When we arrived at the studio Robert took his blue guitar out its case and began to tune it, but the guitar wouldn't stay in tune. No matter what we tried the ax would not keep its' pitch. After 45 minutes of trying to tune the blue Gretsch 12 string guitar we decided that the neck needed some repairs and that we would need to come back on another date as time was running out on my session. I was really bummed as I thought "there is no way I will be able to get Robert back into the studio again". I really felt like I had lost my one and only chance to have a legend and a hero of mine record with me and now it was gone". I proceeded to drive Robert back home while telling him that we would have to set up another date. When I hit East 55th street Robert urged me to "turn right". He needed me to "go and pick up his dry cleaning". I had to laugh! I drove him to the dry cleaners and watched as he flirted with the counter girls. I carried his suits to the car and we made our way back to his house where we sat for several hours discussing music and various other topics.
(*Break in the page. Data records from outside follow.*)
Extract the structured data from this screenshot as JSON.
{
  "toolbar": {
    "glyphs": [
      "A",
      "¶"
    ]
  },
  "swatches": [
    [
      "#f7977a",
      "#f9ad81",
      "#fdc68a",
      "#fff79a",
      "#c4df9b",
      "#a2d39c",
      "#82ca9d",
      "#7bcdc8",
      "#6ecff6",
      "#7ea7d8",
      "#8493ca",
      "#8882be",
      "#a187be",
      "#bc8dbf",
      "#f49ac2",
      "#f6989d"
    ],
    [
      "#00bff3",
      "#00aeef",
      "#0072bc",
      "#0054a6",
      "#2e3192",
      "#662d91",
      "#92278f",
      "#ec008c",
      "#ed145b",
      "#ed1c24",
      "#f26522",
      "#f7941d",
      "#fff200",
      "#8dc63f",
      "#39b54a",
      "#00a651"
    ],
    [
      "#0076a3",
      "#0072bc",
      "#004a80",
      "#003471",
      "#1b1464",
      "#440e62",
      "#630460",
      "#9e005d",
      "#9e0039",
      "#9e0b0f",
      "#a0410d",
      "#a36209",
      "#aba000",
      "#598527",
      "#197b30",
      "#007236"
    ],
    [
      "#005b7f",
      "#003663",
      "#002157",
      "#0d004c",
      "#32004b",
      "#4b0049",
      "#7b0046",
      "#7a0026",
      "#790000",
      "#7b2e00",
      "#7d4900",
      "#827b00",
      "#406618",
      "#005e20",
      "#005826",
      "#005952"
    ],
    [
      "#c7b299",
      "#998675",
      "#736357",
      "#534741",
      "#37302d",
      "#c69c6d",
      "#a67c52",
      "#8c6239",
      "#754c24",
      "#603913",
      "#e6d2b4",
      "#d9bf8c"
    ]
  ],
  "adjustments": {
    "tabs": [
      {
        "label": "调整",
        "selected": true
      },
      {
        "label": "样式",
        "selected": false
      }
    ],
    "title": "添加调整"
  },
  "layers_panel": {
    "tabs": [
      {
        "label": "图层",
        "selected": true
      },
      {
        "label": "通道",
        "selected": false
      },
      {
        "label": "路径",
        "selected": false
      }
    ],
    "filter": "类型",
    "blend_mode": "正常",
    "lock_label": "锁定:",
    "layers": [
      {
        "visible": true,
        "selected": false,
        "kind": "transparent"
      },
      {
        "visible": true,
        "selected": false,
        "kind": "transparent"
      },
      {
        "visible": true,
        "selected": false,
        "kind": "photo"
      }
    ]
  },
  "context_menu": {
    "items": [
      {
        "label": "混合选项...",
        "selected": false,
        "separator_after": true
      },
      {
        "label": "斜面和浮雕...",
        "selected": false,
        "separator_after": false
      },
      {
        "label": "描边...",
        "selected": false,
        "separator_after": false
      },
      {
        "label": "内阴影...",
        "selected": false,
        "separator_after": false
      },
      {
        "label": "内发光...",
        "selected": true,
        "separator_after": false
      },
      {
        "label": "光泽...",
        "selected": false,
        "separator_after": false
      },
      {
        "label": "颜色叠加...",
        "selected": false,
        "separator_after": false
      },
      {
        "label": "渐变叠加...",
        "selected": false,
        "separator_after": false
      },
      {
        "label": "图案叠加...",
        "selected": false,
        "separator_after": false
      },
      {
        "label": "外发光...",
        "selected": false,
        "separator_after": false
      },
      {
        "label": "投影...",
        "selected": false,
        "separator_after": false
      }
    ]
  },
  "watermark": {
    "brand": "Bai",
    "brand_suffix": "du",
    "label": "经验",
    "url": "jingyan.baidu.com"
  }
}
Several weeks passed and I set up another studio session and arranged a time to pick up Robert. This time though, I didn't approach it like I was picking up a legend, I decided it was more like picking up a 90 year old who, understandably moves a little bit slower than the rest of us. That being said he actually gets around quite well and if I saw Robert on the street and did not know him I would guess his age to be 70. This time around I allowed myself several hours from the time I picked Robert up to the time I needed to be in the studio. At this point in the story, I must stress that I mean no disrespect to Robert by recounting these events. I am simply sharing what happened so as others might enjoy the background information pertaining to the song and CD. Furthermore, I don't ever want to forget this incredible experience myself. This is almost like a "diary" entry if you will.

On September 21, 2005 I knocked on Robert's front door and he answered by saying "oh was that session today?" I said "yes Robert it's today". He said, "well, I haven't had my tea yet". I said "that's okay, let's sit in the kitchen and you can enjoy your tea." Robert, his wife Mary and I sat in the kitchen for an hour or so and we swapped musician stories over several cups of tea.

After the tea was gone and our story telling had ended I drove Robert to the studio with the previous attempt at getting a take weighing heavily on my mind. Robert and I entered the studio as Austin "Walkin' Cane" Charanghat was finishing up. his slide work on our song "City of New Orleans-20005". Austin made way for Robert and he, Chris Keffer and I sat and watched in amazement as Robert took his place in the control room, plugged in his 12 string guitar, and began playing along with my song for 3 hours straight non-stop!

To have Robert Lockwood Jr. Play on my CD is one of the biggest thrills of my life. I am forever indebted to Robert for his kindness and willingness to lend his talent and name to my project. In the end, I wouldn't change a single thing that happened. I not only got a great guitar part from my friend, but I got some great stories and memories that I will cherish forever. King me!